In comes BIG DATA technology along with the data lake. Big Data refers to the large amounts of poly-structured data that flows continuously through and around organizations. The cost of the technologies needed to store and analyze large volumes of diverse data has dropped, thanks to open source software running on industry-standard hardware. The cost has dropped so much, in fact, that the key strategic question is no longer what data is relevant, but rather how to extract the most value from all the available data.
The common use cases of big data technology like Hadoop include:
1. As a flexible data store
2. As a simple database
3. As a data processing engine
4. Together with SAP HANA for data analytics
Big data technology uses Hive & Pig scripts, Flume, Sqoop etc as its ETL tool. Traditional ETL tools have also adapted by adding the capability to “translate” an ETL job to a MapReduce job using JAQL technology. Thus, the ETL job is rewritten as a JAQL query which gets executed as a MapReduce job on Hadoop. SAP Data services is able to auto-generate Pig scripts to read from and write to HDFS including joins and push-down operations.
Next Generation Data Migration
Hence the recommended approach for data migration using a Data Lake would be as follows:
Extract all data from the legacy source systems including all master and transactional relevant data in its entirety to a Data Lake. The fundamental technology in the Data Lake that is relevant to this process is HDFS (Hadoop Distributed File System). The data ingestion into the Data Lake from the legacy sources can leverage the standard Big Data ingestion methods or traditional ETL tools like SAP BODS for pushing data into the Data Lake.
TRANSFORM – cleanse, standardize, and de duplicate
Profile the legacy source data and generate a data quality assessment score. Perform cleansing iterations, apply data and business validation rules, legacy to target mapping exercise and standard data quality cleansing. As the quantum of data to be processed is huge, the fundamental technology in the Data Lake that is relevant to this process is mapreduce. The raw data and the cleansed data will reside in the Data Lake in different locations.
As mentioned in a blog by my colleague “MDM & Big Data”, this process can be aided by a MDM tool like SAP MDG to create a golden record of all master data in the Data Lake.
Finally, the cleansed master data will be pushed back into the Data Lake from the MDM application in order to ensure that the all the present and future consumers of data in HDFS have cleansed master data to better enable their activities. The transactional data objects in HDFS will be migrated, after being mapped back to the new master data records, as part of the cutover and go-live activities, into the new Enterprise Application System.

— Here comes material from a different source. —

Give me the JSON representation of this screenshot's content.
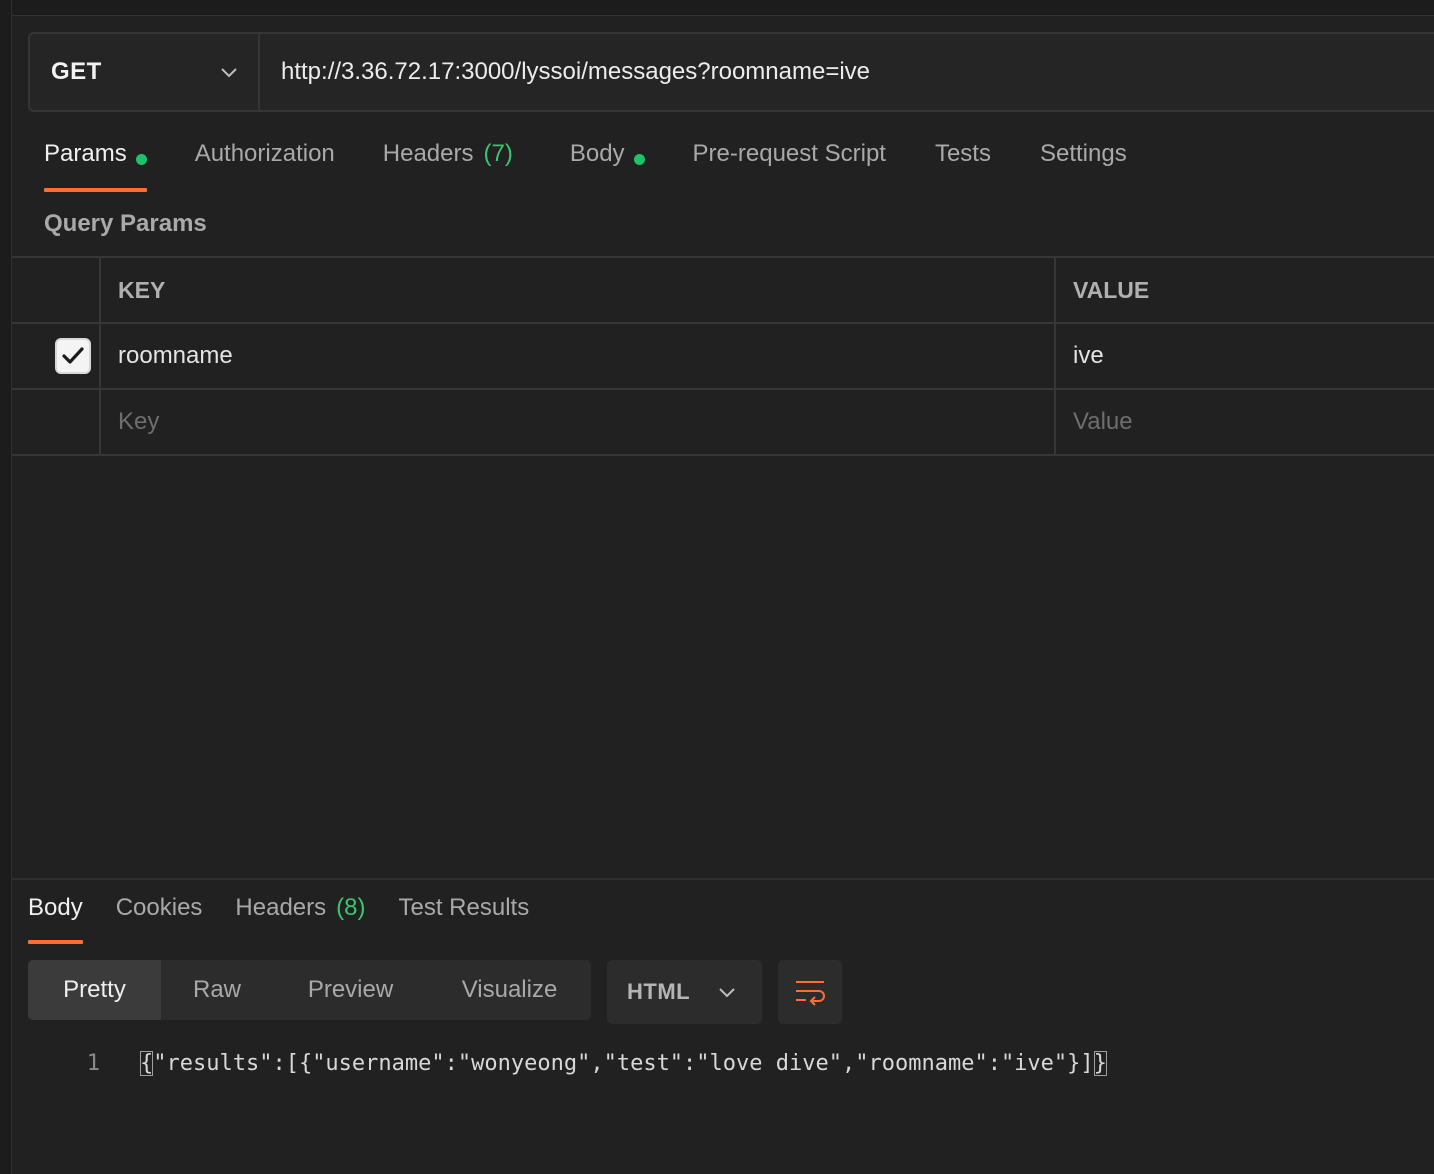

We now have a cleansed set of transactional and master data derived from all the legacy systems including all the relevant history right from the birth of the organization, ready for use in ERP, CRM etc as well as EDW, Analytics and in-memory appliances like SAP HANA.
Big data technology can thus be used to “keep existing data around longer” thus facilitating the following:
· Faster decommissioning of legacy systems
· Historical data feeds into the Enterprise Data Warehouse enabling better insights
· Bring down cost of data storage
· Create an online archive- data that was once moved to tape can now be queried to understand long term trends
· Compliance retention – industry specific requirements for data retention
· Combine with external historical data sources- machine sensor data, weather, survey, research, purchased etc later in SAP HANA for instant analysis
Thus the power of big data technology in terms of almost infinite storage and processing power can be used for giving a second lease of life to archived data.